Step # 2 Removing the Cap Nut

Wrap the nut in heavy adhesive tape because it may otherwise get scratched. If it is an under-the-handle cap nut make sure to keep a hold of thin plastic washer as these are a pain to replace.

Step # 3 Replace the Washer

Unscrew the spindle (to the left for right-handed faucets and to the right for left-handed faucets) and you will see the washer at bottom of the cup at the bottom of the stem. If the cup is missing or broken it needs to be replaced.

Remove the screw holding washer and the washer itself. If the bottom of the cup is rough, or parts of the old washer sticks clean it. Then insert the new washer and screw.

There are two shapes of washer – circular and flat / circular and round on one side. If you can tell what shape it is, get the same shape. If you can not determine the shape get both shapes and see which one works best. You can purchase an assorted box at a hardware store.

Select a washer with a diameter slightly smaller than space provided.

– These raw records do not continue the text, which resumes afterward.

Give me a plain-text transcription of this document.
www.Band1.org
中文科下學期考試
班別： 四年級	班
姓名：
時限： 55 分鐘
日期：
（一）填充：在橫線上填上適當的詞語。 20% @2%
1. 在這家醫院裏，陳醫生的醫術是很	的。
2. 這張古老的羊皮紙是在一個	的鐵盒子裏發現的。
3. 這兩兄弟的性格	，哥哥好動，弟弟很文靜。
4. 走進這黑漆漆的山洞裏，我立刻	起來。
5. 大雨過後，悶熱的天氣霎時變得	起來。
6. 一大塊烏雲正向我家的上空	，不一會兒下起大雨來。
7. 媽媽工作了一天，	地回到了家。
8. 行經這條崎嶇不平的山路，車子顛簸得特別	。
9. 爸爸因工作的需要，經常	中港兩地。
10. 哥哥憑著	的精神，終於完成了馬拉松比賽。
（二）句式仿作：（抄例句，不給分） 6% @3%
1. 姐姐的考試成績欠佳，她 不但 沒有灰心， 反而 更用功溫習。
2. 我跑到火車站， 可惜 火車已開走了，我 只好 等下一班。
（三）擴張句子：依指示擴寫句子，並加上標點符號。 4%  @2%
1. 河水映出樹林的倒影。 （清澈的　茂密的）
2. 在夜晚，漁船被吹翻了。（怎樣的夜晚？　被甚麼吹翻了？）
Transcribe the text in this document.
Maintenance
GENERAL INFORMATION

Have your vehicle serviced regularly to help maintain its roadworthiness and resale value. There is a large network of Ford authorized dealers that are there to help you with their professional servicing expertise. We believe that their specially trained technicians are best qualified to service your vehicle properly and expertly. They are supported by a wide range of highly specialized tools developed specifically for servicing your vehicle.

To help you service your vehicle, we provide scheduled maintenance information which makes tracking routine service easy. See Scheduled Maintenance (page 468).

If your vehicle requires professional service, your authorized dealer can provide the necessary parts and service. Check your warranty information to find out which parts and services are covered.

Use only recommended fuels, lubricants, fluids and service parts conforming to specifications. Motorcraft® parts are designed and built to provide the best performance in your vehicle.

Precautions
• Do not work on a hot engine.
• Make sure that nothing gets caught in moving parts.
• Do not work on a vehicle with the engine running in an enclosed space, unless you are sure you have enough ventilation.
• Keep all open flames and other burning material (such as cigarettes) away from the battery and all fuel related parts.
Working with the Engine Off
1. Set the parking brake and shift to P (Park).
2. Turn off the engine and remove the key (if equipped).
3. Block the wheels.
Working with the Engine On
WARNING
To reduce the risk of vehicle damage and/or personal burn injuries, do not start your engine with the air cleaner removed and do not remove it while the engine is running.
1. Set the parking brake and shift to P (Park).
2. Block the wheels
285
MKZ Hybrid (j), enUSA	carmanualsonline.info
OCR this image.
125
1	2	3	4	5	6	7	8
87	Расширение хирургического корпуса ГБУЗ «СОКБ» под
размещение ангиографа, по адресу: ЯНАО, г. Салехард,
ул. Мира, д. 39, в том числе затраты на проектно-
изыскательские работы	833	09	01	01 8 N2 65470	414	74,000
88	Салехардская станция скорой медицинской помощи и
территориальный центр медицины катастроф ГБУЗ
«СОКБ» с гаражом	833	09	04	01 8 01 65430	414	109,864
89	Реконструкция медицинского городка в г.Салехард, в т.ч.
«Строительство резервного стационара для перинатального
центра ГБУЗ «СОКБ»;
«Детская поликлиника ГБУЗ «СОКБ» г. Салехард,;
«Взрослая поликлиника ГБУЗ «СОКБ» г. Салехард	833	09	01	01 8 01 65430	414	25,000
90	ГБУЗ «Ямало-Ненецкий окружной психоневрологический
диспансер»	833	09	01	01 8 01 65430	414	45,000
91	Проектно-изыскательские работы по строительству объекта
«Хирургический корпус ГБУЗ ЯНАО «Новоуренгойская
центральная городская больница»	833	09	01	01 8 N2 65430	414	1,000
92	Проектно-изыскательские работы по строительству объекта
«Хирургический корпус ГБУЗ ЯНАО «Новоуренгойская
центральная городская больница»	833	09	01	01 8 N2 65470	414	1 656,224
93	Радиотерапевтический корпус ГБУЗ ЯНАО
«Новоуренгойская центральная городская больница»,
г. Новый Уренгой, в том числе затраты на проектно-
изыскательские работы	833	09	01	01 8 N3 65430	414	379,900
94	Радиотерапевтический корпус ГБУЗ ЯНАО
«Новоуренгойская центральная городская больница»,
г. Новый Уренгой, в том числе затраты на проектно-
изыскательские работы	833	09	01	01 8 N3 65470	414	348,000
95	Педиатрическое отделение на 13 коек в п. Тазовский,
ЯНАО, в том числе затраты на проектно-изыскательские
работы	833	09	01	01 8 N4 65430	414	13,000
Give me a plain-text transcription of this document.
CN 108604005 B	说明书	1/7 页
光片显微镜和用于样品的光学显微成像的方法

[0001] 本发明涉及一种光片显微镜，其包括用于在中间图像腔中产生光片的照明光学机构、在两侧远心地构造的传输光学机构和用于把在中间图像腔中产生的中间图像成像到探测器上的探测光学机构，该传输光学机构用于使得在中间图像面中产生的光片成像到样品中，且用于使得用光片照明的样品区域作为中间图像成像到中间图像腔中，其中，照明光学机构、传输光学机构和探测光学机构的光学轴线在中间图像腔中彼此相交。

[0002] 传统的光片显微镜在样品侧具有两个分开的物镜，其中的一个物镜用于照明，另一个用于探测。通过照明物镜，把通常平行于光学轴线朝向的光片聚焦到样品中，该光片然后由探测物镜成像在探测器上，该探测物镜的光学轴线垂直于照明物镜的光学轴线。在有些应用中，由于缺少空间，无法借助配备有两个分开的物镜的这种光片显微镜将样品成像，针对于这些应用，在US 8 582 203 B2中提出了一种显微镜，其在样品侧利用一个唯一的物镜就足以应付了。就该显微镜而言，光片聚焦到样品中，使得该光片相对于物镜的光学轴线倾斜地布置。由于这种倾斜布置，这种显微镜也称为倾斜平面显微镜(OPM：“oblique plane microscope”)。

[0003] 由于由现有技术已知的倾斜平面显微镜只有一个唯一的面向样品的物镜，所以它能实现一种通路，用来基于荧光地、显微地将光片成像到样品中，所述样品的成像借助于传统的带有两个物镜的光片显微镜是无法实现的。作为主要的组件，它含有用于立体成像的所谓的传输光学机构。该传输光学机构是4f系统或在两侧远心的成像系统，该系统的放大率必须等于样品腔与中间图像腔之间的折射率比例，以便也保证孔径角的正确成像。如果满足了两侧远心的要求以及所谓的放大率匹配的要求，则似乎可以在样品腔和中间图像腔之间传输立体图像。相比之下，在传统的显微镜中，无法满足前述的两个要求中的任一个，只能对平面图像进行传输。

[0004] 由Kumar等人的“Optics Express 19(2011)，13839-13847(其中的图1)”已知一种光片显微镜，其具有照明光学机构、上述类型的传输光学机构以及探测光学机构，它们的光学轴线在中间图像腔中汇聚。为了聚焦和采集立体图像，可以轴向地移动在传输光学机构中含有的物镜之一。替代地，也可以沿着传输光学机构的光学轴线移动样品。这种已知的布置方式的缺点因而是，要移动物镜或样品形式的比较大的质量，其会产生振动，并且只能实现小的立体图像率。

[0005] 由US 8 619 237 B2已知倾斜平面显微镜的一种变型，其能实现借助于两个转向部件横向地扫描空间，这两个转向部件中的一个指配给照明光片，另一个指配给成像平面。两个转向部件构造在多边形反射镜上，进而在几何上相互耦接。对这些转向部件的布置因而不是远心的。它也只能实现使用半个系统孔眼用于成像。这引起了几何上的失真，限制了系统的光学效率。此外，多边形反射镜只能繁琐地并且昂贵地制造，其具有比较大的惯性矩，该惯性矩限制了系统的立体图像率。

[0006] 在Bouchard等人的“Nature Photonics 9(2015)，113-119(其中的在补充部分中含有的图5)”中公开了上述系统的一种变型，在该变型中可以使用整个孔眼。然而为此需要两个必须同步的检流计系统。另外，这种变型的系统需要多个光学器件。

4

Step # 4 Checking the Seat

When the faucet handle is closed the washer presses against the seat which creates a watertight seal. However, if the surface is rough this means that cracks are present and you will not have a watertight seal.

The seat of the faucet is usually shiny but if you see channels which look darker this means that corrosion has taken place. If after a new washer has been installed and dripping persists you need to remove the seat for closer inspection.